Building Climate Resilience in Infrastructure Projects: A Brief for Investors

25 March 2024

Written by: Derek Wu, ,

Infrastructure investment serves as a critical foundation for sustainable economic development in developing nations. By improving transportation, energy, water, and communication networks, these investments catalyse productivity, connectivity, and growth. However, recent climate change impacts such as increasing temperatures, shifting patterns of precipitation, increased intensity or recurrence of extreme weather events and rising sea levels have highlighted the vulnerability of infrastructure systems, resulting in disruptions and substantial losses.


Home to over 3.2 billion people, the BRICS countries – Brazil, Russia, India, China and South Africa – are projected to account for 44% of the US$94 trillion infrastructure investments needed by 2040. Coupled with the changing and extreme climate conditions as temperatures are likely to rise by more than 1.5°C above pre-industrial levels by 2027, infrastructures within the nations have not been spared of climate-related risks and will only suffer more economic losses should they not be well adapted to climate change.   Investing

in infrastructure that is robust and adaptable to climate is now imperative. Studies show that making infrastructure more climate-resilient can add up to 3% to upfront costs, however it has a benefit-cost ratio of about 4:1, accruing improved rate of return with enormous net benefits from investing in climate adaptation and resilience.
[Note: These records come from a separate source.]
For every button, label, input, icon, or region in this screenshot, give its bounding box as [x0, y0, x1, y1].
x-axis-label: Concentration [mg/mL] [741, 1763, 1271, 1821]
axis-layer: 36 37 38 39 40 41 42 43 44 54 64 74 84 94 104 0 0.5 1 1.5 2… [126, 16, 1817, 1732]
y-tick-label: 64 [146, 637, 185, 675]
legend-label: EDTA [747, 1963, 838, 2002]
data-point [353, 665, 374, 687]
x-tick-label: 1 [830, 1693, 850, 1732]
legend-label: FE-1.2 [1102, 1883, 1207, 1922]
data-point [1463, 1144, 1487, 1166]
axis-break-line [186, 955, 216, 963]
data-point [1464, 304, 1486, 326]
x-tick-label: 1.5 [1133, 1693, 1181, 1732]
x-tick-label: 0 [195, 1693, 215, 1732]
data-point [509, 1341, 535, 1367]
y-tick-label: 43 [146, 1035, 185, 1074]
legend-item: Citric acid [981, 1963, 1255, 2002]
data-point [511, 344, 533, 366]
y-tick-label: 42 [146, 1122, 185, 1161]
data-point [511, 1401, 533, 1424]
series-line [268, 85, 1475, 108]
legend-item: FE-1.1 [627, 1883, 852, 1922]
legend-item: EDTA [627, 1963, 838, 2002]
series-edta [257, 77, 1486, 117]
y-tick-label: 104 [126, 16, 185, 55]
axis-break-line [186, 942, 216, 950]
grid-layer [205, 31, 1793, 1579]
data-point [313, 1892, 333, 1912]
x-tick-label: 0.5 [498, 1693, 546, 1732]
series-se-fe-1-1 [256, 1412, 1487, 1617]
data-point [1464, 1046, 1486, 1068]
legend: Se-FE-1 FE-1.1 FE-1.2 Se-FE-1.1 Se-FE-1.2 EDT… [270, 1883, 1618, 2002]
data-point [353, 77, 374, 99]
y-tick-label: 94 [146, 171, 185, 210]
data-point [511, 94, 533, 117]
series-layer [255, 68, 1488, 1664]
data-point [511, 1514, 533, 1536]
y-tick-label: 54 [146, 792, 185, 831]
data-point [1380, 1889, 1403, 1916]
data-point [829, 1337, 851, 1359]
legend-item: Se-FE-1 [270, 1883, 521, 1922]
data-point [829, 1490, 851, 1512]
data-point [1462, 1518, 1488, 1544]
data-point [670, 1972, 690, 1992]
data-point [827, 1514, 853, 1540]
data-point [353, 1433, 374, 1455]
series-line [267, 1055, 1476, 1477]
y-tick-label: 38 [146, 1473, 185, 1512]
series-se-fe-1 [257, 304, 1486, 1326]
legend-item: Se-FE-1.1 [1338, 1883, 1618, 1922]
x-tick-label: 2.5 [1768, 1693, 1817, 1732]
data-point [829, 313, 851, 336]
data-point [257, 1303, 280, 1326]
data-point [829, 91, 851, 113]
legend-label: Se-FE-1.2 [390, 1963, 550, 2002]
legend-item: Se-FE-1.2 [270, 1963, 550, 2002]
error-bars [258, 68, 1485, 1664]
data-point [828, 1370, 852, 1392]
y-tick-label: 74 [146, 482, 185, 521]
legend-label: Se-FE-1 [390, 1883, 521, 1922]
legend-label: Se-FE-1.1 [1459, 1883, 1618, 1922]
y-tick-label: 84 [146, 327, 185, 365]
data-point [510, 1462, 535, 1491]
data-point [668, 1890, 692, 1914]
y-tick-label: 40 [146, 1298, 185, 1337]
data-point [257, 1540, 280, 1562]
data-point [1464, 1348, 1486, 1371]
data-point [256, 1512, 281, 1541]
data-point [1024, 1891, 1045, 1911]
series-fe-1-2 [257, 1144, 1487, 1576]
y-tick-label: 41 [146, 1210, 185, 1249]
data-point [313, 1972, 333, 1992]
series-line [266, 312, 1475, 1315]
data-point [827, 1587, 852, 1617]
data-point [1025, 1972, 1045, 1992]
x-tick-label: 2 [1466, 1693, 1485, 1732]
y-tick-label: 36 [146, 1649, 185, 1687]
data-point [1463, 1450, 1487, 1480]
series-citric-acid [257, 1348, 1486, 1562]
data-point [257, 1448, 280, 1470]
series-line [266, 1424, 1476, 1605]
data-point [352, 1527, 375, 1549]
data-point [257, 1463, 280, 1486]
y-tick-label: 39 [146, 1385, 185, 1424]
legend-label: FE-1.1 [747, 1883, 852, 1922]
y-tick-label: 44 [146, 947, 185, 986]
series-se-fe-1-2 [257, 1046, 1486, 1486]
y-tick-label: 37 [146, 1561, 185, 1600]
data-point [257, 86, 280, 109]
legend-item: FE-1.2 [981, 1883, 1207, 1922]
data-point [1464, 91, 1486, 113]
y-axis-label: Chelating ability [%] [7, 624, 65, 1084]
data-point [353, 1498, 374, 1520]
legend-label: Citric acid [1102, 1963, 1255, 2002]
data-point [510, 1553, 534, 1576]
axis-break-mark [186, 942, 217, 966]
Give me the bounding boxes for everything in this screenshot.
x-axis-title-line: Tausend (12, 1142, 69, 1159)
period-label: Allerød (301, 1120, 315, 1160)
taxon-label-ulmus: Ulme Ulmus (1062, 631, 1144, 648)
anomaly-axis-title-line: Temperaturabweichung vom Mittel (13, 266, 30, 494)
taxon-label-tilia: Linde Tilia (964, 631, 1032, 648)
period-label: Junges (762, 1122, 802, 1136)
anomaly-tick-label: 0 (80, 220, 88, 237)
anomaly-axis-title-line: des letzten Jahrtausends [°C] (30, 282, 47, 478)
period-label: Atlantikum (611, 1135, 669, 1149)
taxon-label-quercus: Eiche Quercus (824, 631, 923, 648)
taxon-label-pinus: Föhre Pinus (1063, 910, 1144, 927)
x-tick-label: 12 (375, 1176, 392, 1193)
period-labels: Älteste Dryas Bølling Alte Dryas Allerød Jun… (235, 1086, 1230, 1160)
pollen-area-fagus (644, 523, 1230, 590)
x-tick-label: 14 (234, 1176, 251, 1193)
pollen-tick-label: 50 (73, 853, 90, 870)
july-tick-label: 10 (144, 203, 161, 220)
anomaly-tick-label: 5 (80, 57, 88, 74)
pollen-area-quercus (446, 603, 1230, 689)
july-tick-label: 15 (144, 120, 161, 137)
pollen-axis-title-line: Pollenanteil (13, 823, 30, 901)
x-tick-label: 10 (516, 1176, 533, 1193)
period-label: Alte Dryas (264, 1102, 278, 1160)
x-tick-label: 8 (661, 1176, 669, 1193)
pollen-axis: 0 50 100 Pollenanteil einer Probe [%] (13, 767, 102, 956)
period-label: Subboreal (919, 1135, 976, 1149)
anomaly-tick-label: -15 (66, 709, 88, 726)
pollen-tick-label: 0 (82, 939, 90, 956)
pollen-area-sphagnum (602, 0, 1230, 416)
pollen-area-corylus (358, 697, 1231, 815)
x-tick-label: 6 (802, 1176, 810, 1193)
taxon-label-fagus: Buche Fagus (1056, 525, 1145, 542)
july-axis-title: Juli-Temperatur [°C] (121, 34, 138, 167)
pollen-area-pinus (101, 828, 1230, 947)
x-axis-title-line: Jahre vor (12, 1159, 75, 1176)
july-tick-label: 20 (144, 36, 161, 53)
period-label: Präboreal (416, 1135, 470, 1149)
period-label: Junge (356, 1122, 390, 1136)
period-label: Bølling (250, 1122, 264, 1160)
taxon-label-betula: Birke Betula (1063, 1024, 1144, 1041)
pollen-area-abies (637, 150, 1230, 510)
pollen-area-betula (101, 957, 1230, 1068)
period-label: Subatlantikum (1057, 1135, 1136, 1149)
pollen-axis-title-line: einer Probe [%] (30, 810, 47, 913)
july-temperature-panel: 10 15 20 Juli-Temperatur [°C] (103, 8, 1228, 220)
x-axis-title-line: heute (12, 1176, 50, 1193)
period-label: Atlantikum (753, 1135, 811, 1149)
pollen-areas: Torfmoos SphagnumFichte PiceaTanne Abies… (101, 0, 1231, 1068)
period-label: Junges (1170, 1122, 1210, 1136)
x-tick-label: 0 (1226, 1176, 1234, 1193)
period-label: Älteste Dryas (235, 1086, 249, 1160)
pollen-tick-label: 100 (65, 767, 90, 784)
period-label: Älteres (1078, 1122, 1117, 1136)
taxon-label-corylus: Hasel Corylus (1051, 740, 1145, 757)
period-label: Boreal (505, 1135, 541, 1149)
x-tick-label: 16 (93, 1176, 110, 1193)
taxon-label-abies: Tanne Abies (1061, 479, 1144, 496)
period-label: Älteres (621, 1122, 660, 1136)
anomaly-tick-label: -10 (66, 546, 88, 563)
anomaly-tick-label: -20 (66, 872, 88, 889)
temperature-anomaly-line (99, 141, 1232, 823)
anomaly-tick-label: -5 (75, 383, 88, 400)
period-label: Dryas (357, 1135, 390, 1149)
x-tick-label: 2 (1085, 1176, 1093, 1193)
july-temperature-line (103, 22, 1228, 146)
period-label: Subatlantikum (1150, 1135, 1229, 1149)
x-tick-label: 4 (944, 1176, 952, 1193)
World Bank also found that investing $1 trillion in the incremental cost of making infrastructure more resilient in developing countries would generate $4.2 trillion in benefits. Aside from the avoided losses and economic benefits, climate adaptation investments also offer non-market societal benefits. An International Labour Organisation study on BRICS countries suggested for every $1 million invested in the construction sector, close to 120 jobs are expected to be created in the Russian Federation, 160 in Brazil, 200 in China and 650 in India. By building climate-resilient infrastructure, these projects can withstand and adapt to these climate-related challenges, minimizing the potential for significant disruptions and economic losses, and ensuring long-term viability for infrastructures.  

NDB’s General Strategy for 2022–2026, titled “Scaling Up Development Finance for a Sustainable Future”, has set the course for the Bank’s evolution into a leading provider of solutions for infrastructure and sustainable development for emerging market economies and developing countries, and has committed to direct 40% of total financing to projects contributing to climate change mitigation and adaptation.